Recensione il decameron
Recensione a cura di peucezia
Primo film della cosiddetta "Trilogia della vita" a cui seguiranno i "Racconti di Canterbury" e "Il fiore delle Mille e una notte", "Il Decameron" tratto dall'omonima opera di Giovanni Boccaccio e uscito sugli schermi italiani nel 1971, vuole celebrare il trionfo della gioiosità della vita inteso come trionfo della sessualità.
Il regista sceglie nove tra i svariati racconti presentati da Boccaccio nella sua opera e predilige quelli in cui si esalta la licenziosità sia pur giocosa, vittoriosa sul buio del Medioevo e sugli altri poteri che imperavano in quell'epoca oscura. Accanto ai nove racconti ci sono due episodi "guida" destinati a fare da fil rouge: quello di ser Ciappelletto vissuto da pessimo uomo in vita e reputato santo da morto e quello autobiografico del pittore allievo di Giotto interpretato dallo stesso regista abbigliato come il Vulcano del Vélasquez, ma anche (per la sua fascia bianca che gli stringe la testa) come un guerriero giapponese. Il regista, a guisa dell'artista che interpreta, ammira la sua opera e le immagini che scorrono via via per concludere con il suo pensiero sui rapporti tra la vita, l'arte ed il sogno (richiamo, tra gli altri, ai drammaturghi Calderon de la Barca e William Shakespeare).

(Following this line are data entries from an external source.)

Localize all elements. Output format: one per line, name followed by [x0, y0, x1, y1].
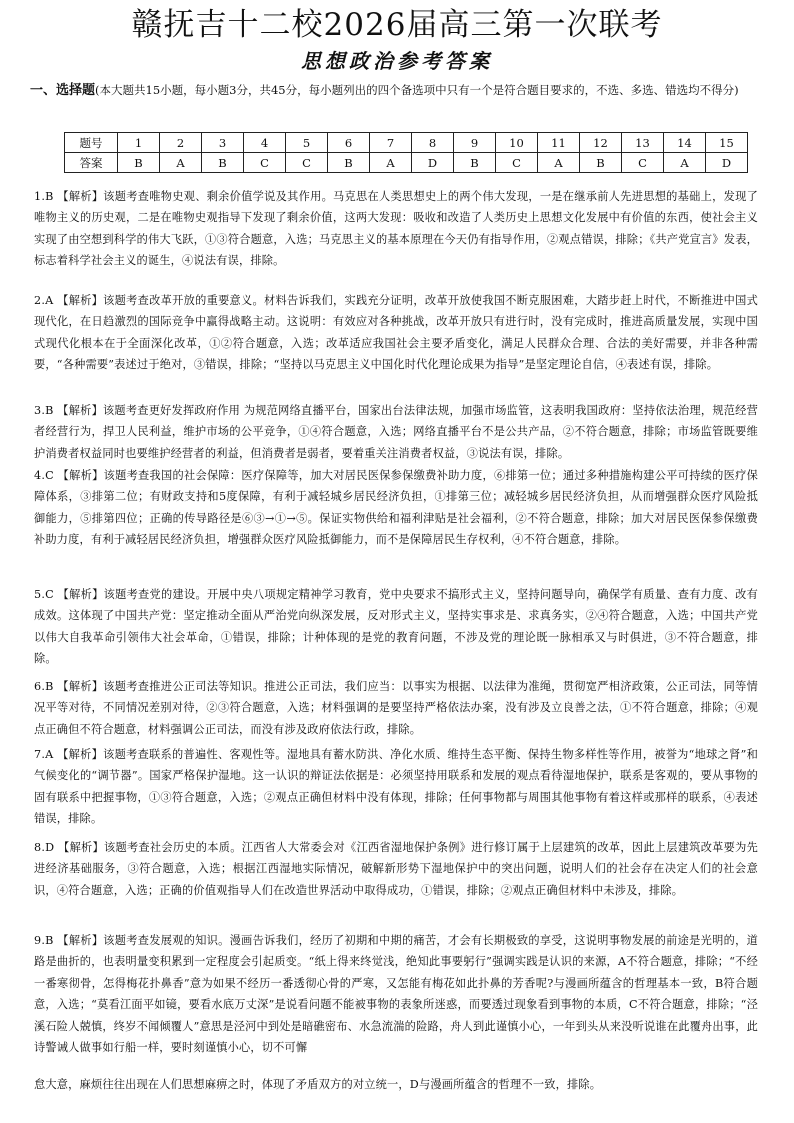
number-cell: 3 — [202, 133, 244, 153]
answer-cell: A — [664, 153, 706, 173]
section-note: (本大题共15小题，每小题3分，共45分，每小题列出的四个备选项中只有一个是符合题目要求的，不选、多选、错选均不得分) — [95, 83, 739, 97]
explanation-item-7: 7.A 【解析】该题考查联系的普遍性、客观性等。湿地具有蓄水防洪、净化水质、维持生态平衡、保持生物多样性等作用，被誉为“地球之肾”和气候变化的“调节器”。国家严格保护湿地。这一认识的辩证法依据是：必须坚持用联系和发展的观点看待湿地保护，联系是客观的，要从事物的固有联系中把握事物，①③符合题意，入选；②观点正确但材料中没有体现，排除；任何事物都与周围其他事物有着这样或那样的联系，④表述错误，排除。 — [34, 748, 758, 826]
number-cell: 11 — [538, 133, 580, 153]
answer-cell: A — [370, 153, 412, 173]
number-cell: 8 — [412, 133, 454, 153]
page-title: 赣抚吉十二校2026届高三第一次联考 — [131, 7, 663, 43]
answer-cell: B — [454, 153, 496, 173]
explanation-item-3: 3.B 【解析】该题考查更好发挥政府作用 为规范网络直播平台，国家出台法律法规，加强市场监管，这表明我国政府：坚持依法治理，规范经营者经营行为，捍卫人民利益，维护市场的公平竞争，①④符合题意，入选；网络直播平台不是公共产品，②不符合题意，排除；市场监管既要维护消费者权益同时也要维护经营者的利益，但消费者是弱者，要着重关注消费者权益，③说法有误，排除。 — [34, 404, 758, 460]
explanation-item-5: 5.C 【解析】该题考查党的建设。开展中央八项规定精神学习教育，党中央要求不搞形式主义，坚持问题导向，确保学有质量、查有力度、改有成效。这体现了中国共产党：坚定推动全面从严治党向纵深发展，反对形式主义，坚持实事求是、求真务实，②④符合题意，入选；中国共产党以伟大自我革命引领伟大社会革命，①错误，排除；计种体现的是党的教育问题，不涉及党的理论既一脉相承又与时俱进，③不符合题意，排除。 — [34, 588, 758, 666]
number-cell: 14 — [664, 133, 706, 153]
answer-cell: B — [202, 153, 244, 173]
explanation-item-9: 9.B 【解析】该题考查发展观的知识。漫画告诉我们，经历了初期和中期的痛苦，才会有长期极致的享受，这说明事物发展的前途是光明的，道路是曲折的，也表明量变积累到一定程度会引起质变。“纸上得来终觉浅，绝知此事要躬行”强调实践是认识的来源，A不符合题意，排除；“不经一番寒彻骨，怎得梅花扑鼻香”意为如果不经历一番透彻心骨的严寒，又怎能有梅花如此扑鼻的芳香呢?与漫画所蕴含的哲理基本一致，B符合题意，入选；“莫看江面平如镜，要看水底万丈深”是说看问题不能被事物的表象所迷惑，而要透过现象看到事物的本质，C不符合题意，排除；“泾溪石险人兢慎，终岁不闻倾覆人”意思是泾河中到处是暗礁密布、水急流湍的险路，舟人到此谨慎小心，一年到头从来没听说谁在此覆舟出事，此诗警诫人做事如行船一样，要时刻谨慎小心，切不可懈 — [34, 934, 758, 1055]
table-row-answers — [65, 153, 748, 173]
section-label: 一、选择题 — [30, 83, 96, 98]
table-row-numbers — [65, 133, 748, 153]
table-header-cell: 题号 — [65, 133, 118, 153]
explanation-item-9-continued: 怠大意，麻烦往往出现在人们思想麻痹之时，体现了矛盾双方的对立统一，D与漫画所蕴含的哲理不一致，排除。 — [34, 1078, 602, 1091]
answer-cell: C — [244, 153, 286, 173]
section-heading — [30, 80, 770, 101]
explanation-item-4: 4.C 【解析】该题考查我国的社会保障：医疗保障等，加大对居民医保参保缴费补助力度，⑥排第一位；通过多种措施构建公平可持续的医疗保障体系，③排第二位；有财政支持和5度保障，有利于减轻城乡居民经济负担，①排第三位；减轻城乡居民经济负担，从而增强群众医疗风险抵御能力，⑤排第四位；正确的传导路径是⑥③→①→⑤。保证实物供给和福利津贴是社会福利，②不符合题意，排除；加大对居民医保参保缴费补助力度，有利于减轻居民经济负担，增强群众医疗风险抵御能力，而不是保障居民生存权利，④不符合题意，排除。 — [34, 469, 758, 547]
answer-cell: B — [580, 153, 622, 173]
number-cell: 10 — [496, 133, 538, 153]
number-cell: 6 — [328, 133, 370, 153]
number-cell: 4 — [244, 133, 286, 153]
answer-cell: C — [286, 153, 328, 173]
table-header-cell: 答案 — [65, 153, 118, 173]
answer-cell: A — [160, 153, 202, 173]
answer-cell: D — [412, 153, 454, 173]
explanation-item-6: 6.B 【解析】该题考查推进公正司法等知识。推进公正司法，我们应当：以事实为根据、以法律为准绳，贯彻宽严相济政策，公正司法，同等情况平等对待，不同情况差别对待，②③符合题意，入选；材料强调的是要坚持严格依法办案，没有涉及立良善之法，①不符合题意，排除；④观点正确但不符合题意，材料强调公正司法，而没有涉及政府依法行政，排除。 — [34, 680, 758, 736]
number-cell: 12 — [580, 133, 622, 153]
number-cell: 13 — [622, 133, 664, 153]
answer-cell: B — [118, 153, 160, 173]
answer-table — [64, 132, 748, 173]
explanation-item-2: 2.A 【解析】该题考查改革开放的重要意义。材料告诉我们，实践充分证明，改革开放使我国不断克服困难，大踏步赶上时代，不断推进中国式现代化，在日趋激烈的国际竞争中赢得战略主动。这说明：有效应对各种挑战，改革开放只有进行时，没有完成时，推进高质量发展，实现中国式现代化根本在于全面深化改革，①②符合题意，入选；改革适应我国社会主要矛盾变化，满足人民群众合理、合法的美好需要，并非各种需要，“各种需要”表述过于绝对，③错误，排除；“坚持以马克思主义中国化时代化理论成果为指导”是坚定理论自信，④表述有误，排除。 — [34, 294, 758, 372]
answer-cell: C — [622, 153, 664, 173]
number-cell: 15 — [706, 133, 748, 153]
answer-cell: D — [706, 153, 748, 173]
answer-cell: A — [538, 153, 580, 173]
explanation-item-8: 8.D 【解析】该题考查社会历史的本质。江西省人大常委会对《江西省湿地保护条例》进行修订属于上层建筑的改革，因此上层建筑改革要为先进经济基础服务，③符合题意，入选；根据江西湿地实际情况，破解新形势下湿地保护中的突出问题，说明人们的社会存在决定人们的社会意识，④符合题意，入选；正确的价值观指导人们在改造世界活动中取得成功，①错误，排除；②观点正确但材料中未涉及，排除。 — [34, 841, 758, 897]
number-cell: 5 — [286, 133, 328, 153]
explanation-item-1: 1.B 【解析】该题考查唯物史观、剩余价值学说及其作用。马克思在人类思想史上的两个伟大发现，一是在继承前人先进思想的基础上，发现了唯物主义的历史观，二是在唯物史观指导下发现了剩余价值，这两大发现：吸收和改造了人类历史上思想文化发展中有价值的东西，使社会主义实现了由空想到科学的伟大飞跃，①③符合题意，入选；马克思主义的基本原理在今天仍有指导作用，②观点错误，排除；《共产党宣言》发表，标志着科学社会主义的诞生，④说法有误，排除。 — [34, 190, 758, 268]
number-cell: 2 — [160, 133, 202, 153]
number-cell: 1 — [118, 133, 160, 153]
number-cell: 7 — [370, 133, 412, 153]
answer-cell: C — [496, 153, 538, 173]
number-cell: 9 — [454, 133, 496, 153]
page-subtitle: 思想政治参考答案 — [301, 49, 493, 73]
answer-cell: B — [328, 153, 370, 173]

Come di consueto nei film girati da Pasolini, gran parte degli interpreti sono presi dalla strada e mostrano nel loro aspetto esteriore quanto la vita abbia influito sui loro volti imperfetti; siano essi giovani o anziani, caratterizzati da dentature sgangherate, sguardo alle volte anche "incattivito" come in alcuni fanciulli e il regista sottolinea maggiormente questa sua scelta con gli innumerevoli primi piani sui suoi personaggi.

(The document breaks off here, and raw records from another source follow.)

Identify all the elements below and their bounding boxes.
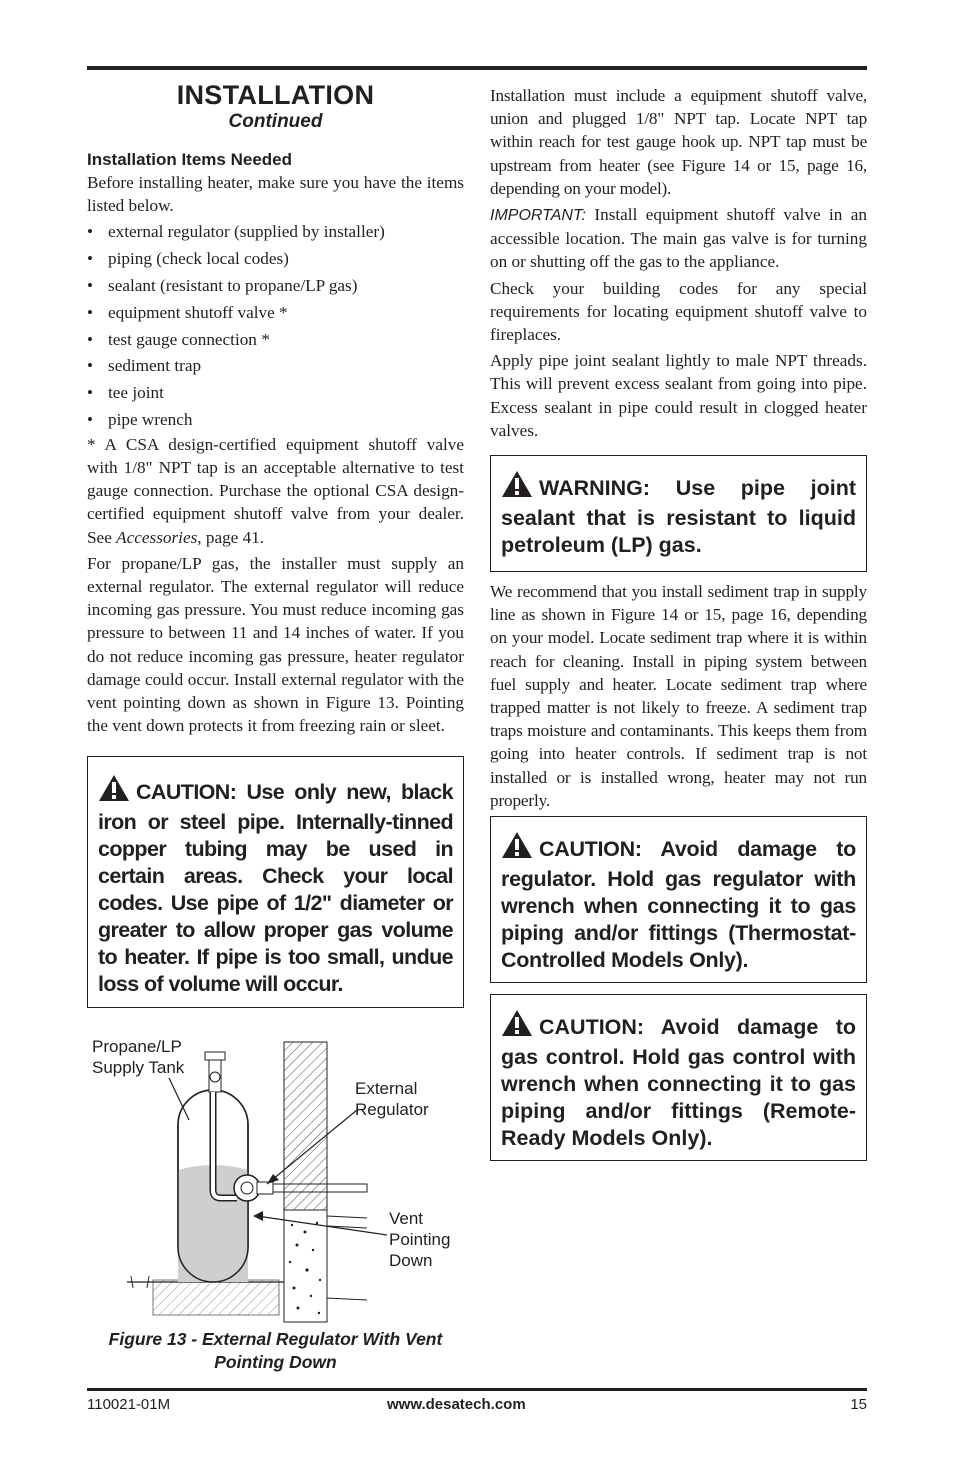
items-list [87, 220, 464, 431]
warning-icon [501, 831, 533, 866]
list-item: • piping (check local codes) [87, 249, 289, 269]
list-item: • test gauge connection * [87, 329, 270, 349]
caution-pipe-box [87, 756, 464, 1008]
caution-gas-control-text: CAUTION: Avoid damage to gas control. Hold gas control with wrench when connecting it to gas piping and/or fittings (Remote-Ready Models Only). [501, 1015, 856, 1151]
codes-paragraph: Check your building codes for any special requirements for locating equipment shutoff valve to fireplaces. [490, 278, 867, 345]
section-title: INSTALLATION [176, 80, 375, 110]
website-link[interactable]: www.desatech.com [387, 1396, 526, 1413]
label-tank: Propane/LP Supply Tank [92, 1037, 185, 1077]
label-vent: Vent Pointing Down [389, 1209, 451, 1270]
warning-sealant-box [490, 455, 867, 572]
items-heading: Installation Items Needed [87, 150, 292, 169]
warning-sealant-text: WARNING: Use pipe joint sealant that is resistant to liquid petroleum (LP) gas. [501, 476, 856, 558]
important-paragraph: IMPORTANT: Install equipment shutoff valve in an accessible location. The main gas valve is for turning on or shutting off the gas to the appliance. [490, 205, 867, 272]
label-regulator: External Regulator [355, 1079, 429, 1119]
list-item: • external regulator (supplied by installer) [87, 222, 385, 242]
items-intro: Before installing heater, make sure you have the items listed below. [87, 173, 464, 216]
warning-icon [501, 1009, 533, 1044]
caution-pipe-text: CAUTION: Use only new, black iron or steel pipe. Internally-tinned copper tubing may be used in certain areas. Check your local codes. Use pipe of 1/2" diameter or greater to allow proper gas volume to heater. If pipe is too small, undue loss of volume will occur. [98, 780, 453, 997]
propane-paragraph: For propane/LP gas, the installer must supply an external regulator. The external regulator will reduce incoming gas pressure. You must reduce incoming gas pressure to between 11 and 14 inches of water. If you do not reduce incoming gas pressure, heater regulator damage could occur. Install external regulator with the vent pointing down as shown in Figure 13. Pointing the vent down protects it from freezing rain or sleet. [87, 553, 464, 736]
list-item: • equipment shutoff valve * [87, 302, 288, 322]
list-item: • pipe wrench [87, 409, 193, 429]
doc-number: 110021-01M [87, 1396, 171, 1413]
shutoff-paragraph: Installation must include a equipment shutoff valve, union and plugged 1/8" NPT tap. Locate NPT tap within reach for test gauge hook up. NPT tap must be upstream from heater (see Figure 14 or 15, page 16, depending on your model). [490, 86, 867, 198]
figure-13 [87, 1030, 464, 1330]
warning-icon [98, 774, 130, 809]
sealant-paragraph: Apply pipe joint sealant lightly to male NPT threads. This will prevent excess sealant from going into pipe. Excess sealant in pipe could result in clogged heater valves. [490, 351, 867, 440]
left-column [87, 80, 464, 1008]
figure-caption: Figure 13 - External Regulator With Vent Pointing Down [108, 1329, 443, 1372]
caution-regulator-box [490, 816, 867, 983]
footnote: * A CSA design-certified equipment shutoff valve with 1/8" NPT tap is an acceptable alternative to test gauge connection. Purchase the optional CSA design-certified equipment shutoff valve from your dealer. See Accessories, page 41. [87, 434, 464, 547]
warning-icon [501, 470, 533, 505]
bottom-rule [87, 1388, 867, 1391]
list-item: • sediment trap [87, 356, 202, 376]
section-subtitle: Continued [228, 111, 323, 132]
caution-regulator-text: CAUTION: Avoid damage to regulator. Hold gas regulator with wrench when connecting it to gas piping and/or fittings (Thermostat-Controlled Models Only). [501, 837, 856, 973]
list-item: • sealant (resistant to propane/LP gas) [87, 276, 358, 295]
top-rule [87, 66, 867, 70]
sediment-paragraph: We recommend that you install sediment trap in supply line as shown in Figure 14 or 15, page 16, depending on your model. Locate sediment trap where it is within reach for cleaning. Install in piping system between fuel supply and heater. Locate sediment trap where trapped matter is not likely to freeze. A sediment trap traps moisture and contaminants. This keeps them from going into heater controls. If sediment trap is not installed or is installed wrong, heater may not run properly. [490, 582, 867, 810]
list-item: • tee joint [87, 383, 164, 403]
caution-gas-control-box [490, 994, 867, 1161]
right-column [490, 84, 867, 1161]
page-number: 15 [850, 1396, 867, 1413]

Accanto agli attori non professionisti, ci sono anche due interpreti che hanno da sempre collaborato con Pasolini: Ninetto Davoli, protagonista della prima novella nel ruolo di Andreuccio da Perugia, caratteristica la sua parlata lenta e smozzicata e il recentemente scomparso Franco Citti, nel ruolo di ser Ciappelletto, a cui si confà il suo viso duro e scavato a dispetto dell'ancor giovane età dell'attore all'epoca delle riprese. Nel ruolo di Peronella, furba moglie fedifraga, c'è una irriconoscibile Angela Luce, sanguigna interprete napoletana.